Subject: Re: Removing dm(1)
To: Curt Sampson <cjs@portal.ca>
From: Marc Slemko <marcs@znep.com>
List: current-users
Date: 11/18/1997 22:01:01
On Tue, 18 Nov 1997, Curt Sampson wrote:
> On Wed, 19 Nov 1997, matthew green wrote:
>
> > can not most of this problem be solved by making all the games owned
> > by root.wheel, rather than games.bin ?
>
> Then all the games would be suid root. :-) But as others have
> pointed out, we can probably minimise the risk by making games
> setgid.
Hey, if you go insecure may as well go all the way...

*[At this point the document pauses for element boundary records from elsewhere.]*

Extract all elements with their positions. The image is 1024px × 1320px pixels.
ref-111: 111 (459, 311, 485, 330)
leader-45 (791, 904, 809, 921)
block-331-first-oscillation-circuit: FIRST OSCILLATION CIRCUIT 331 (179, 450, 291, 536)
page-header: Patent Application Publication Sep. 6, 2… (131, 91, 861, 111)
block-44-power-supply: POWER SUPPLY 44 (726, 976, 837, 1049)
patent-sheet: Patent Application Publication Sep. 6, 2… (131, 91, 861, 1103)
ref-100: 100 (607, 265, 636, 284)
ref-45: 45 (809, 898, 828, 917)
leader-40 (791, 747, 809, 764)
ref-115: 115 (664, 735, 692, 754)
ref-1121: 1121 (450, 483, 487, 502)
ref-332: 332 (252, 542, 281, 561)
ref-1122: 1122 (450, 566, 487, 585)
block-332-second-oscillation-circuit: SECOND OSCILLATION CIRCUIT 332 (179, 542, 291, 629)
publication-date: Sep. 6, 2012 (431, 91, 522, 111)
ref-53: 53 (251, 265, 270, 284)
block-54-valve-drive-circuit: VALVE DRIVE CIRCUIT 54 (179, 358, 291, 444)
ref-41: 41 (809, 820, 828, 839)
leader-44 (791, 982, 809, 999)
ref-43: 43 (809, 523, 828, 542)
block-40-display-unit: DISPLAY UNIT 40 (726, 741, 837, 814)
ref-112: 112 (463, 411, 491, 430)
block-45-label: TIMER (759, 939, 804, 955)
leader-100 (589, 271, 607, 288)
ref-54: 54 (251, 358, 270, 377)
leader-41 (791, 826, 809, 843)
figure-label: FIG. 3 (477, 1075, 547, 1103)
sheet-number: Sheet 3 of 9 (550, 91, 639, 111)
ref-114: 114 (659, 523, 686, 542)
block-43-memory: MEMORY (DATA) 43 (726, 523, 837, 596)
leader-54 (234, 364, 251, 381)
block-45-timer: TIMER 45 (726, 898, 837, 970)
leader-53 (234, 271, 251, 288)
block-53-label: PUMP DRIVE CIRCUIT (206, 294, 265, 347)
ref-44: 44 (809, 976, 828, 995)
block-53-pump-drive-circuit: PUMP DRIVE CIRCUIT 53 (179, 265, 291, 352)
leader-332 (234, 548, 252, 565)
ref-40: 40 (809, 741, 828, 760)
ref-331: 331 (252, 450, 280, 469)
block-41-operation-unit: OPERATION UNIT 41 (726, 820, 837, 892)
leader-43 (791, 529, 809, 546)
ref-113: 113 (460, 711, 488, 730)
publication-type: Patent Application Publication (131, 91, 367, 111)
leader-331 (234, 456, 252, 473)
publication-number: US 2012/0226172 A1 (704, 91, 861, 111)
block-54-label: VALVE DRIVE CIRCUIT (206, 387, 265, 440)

No, just do it with those non-setuid ones. That removes the chance of
someone compromising games then substituting in a trojan
/usr/games/fortune, etc.
Then the setuid ones are a seperate issue. OTOH, if you solve the setuid
games problem so nothing is setuid games you can safely leave the
non-setuid ones owned by games. If nothing is going to be done about the
setuid games because everyone just likes talking, do something about the
non-setuid ones now.
>
> > personally, i want to do that
> > for *all* installed programs also... i *really* don't understand the
> > concept of a `bin' account or group, when it comes to security issues.
>
> I don't actually understand this either. Can anyone explain it?
It is done to provide more ways to hack in via NFS, not that there aren't
already enough ways. My argument has always been nuke the bin user,
but...
Some people like the pretty ls -l listings and the ease of telling
binaries apart from... erm... all those other files in /usr/bin?